We then rated the measurement of psychometric properties in each included study as “very good,” “adequate,” “doubtful,” or “inadequate” based on the appropriateness of the study design, the methodology used, and the statistical analyses employed. The final score was equal to the lowest rating across the checklist and an inadequate rating was given if there was not enough information to assess the quality of the study (Mokkink et al., 2018; Prinsen et al., 2018). A detailed description of the criteria used can be found in the Supplemental Material.

Step 2: Assessment of Study Results for Each Psychometric Property

We then assessed the results for each included study using the COSMIN guidance on good measurement properties (Prinsen et al., 2018). We applied the COSMIN guidance for the outcomes of content validity studies and the results of each psychometric property evaluation in each individual study. We rated a psychometric property as sufficient (+) if appropriate statistical procedures were used with appropriately high scores; insufficient (−) if appropriate statistical procedures were not used or if scores were low; indeterminate (?) if information was not fully reported or hypotheses were missing; or inconsistent (±) if some hypotheses were met but others were not (Terwee et al., 2018). A detailed description of the criteria used to apply these ratings can be found in the Supplemental Material.

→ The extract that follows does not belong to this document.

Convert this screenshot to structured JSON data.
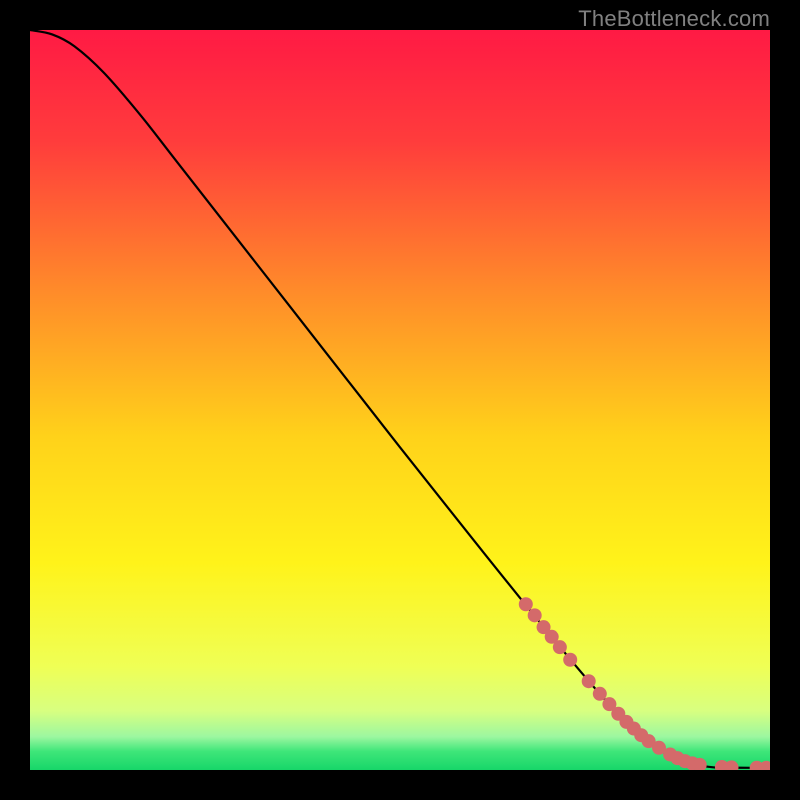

Step 3: Summary and Quality Grading of the Evidence

Next, we summarized all assessments of psychometric properties and methodological quality, conducted at the individual study level, for each measure using COSMIN criteria (Prinsen et al., 2018). We examined the quality of the overall body of evidence for each measure’s content validity and psychometric properties using the Grading of Recommendations Assessment, Development, and Evaluation (GRADE), applying the following ratings: “high,” “moderate,” “low,” or “very low” (Prinsen et al., 2018). We then rated the overall results for each instrument’s psychometric properties as sufficient (+), insufficient (−), indeterminate (?), or inconsistent (±).

Step 4: Assessment of Practical Administrative Properties

We assessed if each instrument included questions on perpetrators, location of abuse, disclosure of abuse, frequency and severity of abuse, or burden of participation. We also extracted information on the time and mode of administration, readability, and accessibility of each measure.

Results

Description of Studies

The search yielded 33,911 articles. After duplicates were removed, 20,429 articles remained. We identified 2,034 full-text articles for eligibility during the title and abstract screening. We determined 288 articles that reported data from 77 adult retrospective self-report measures qualified for inclusion. A list of all studies and measures included in this review is included in the Supplemental Materials. Included articles were published between 1988 and 2020. See the first table in the Supplemental Material for detailed descriptions of each measure. The study selection flow chart is shown in Figure 2.

Figure 2.

PRISMA flow-diagram.

Description of Measures

Most measures (n = 48) assess multiple forms of VAC. Some measures (n = 29) assess a single form of violence; four measures only assess physical violence, five measures only assess psychological violence, eighteen measures only assess sexual violence, and two measures only assess neglect. There are 67 original measures and ten modified versions of an original measure included in this review. For example, ACE was included as an original measure, but the ACE-ASF, ACE-BRFSS, ACE-IQ, and ACE-S were also included as they were reported on in studies as modified measures. There are also measures which were originally developed for current use with parents and children, and not retrospective self-report with adults, such as the CTS-PC.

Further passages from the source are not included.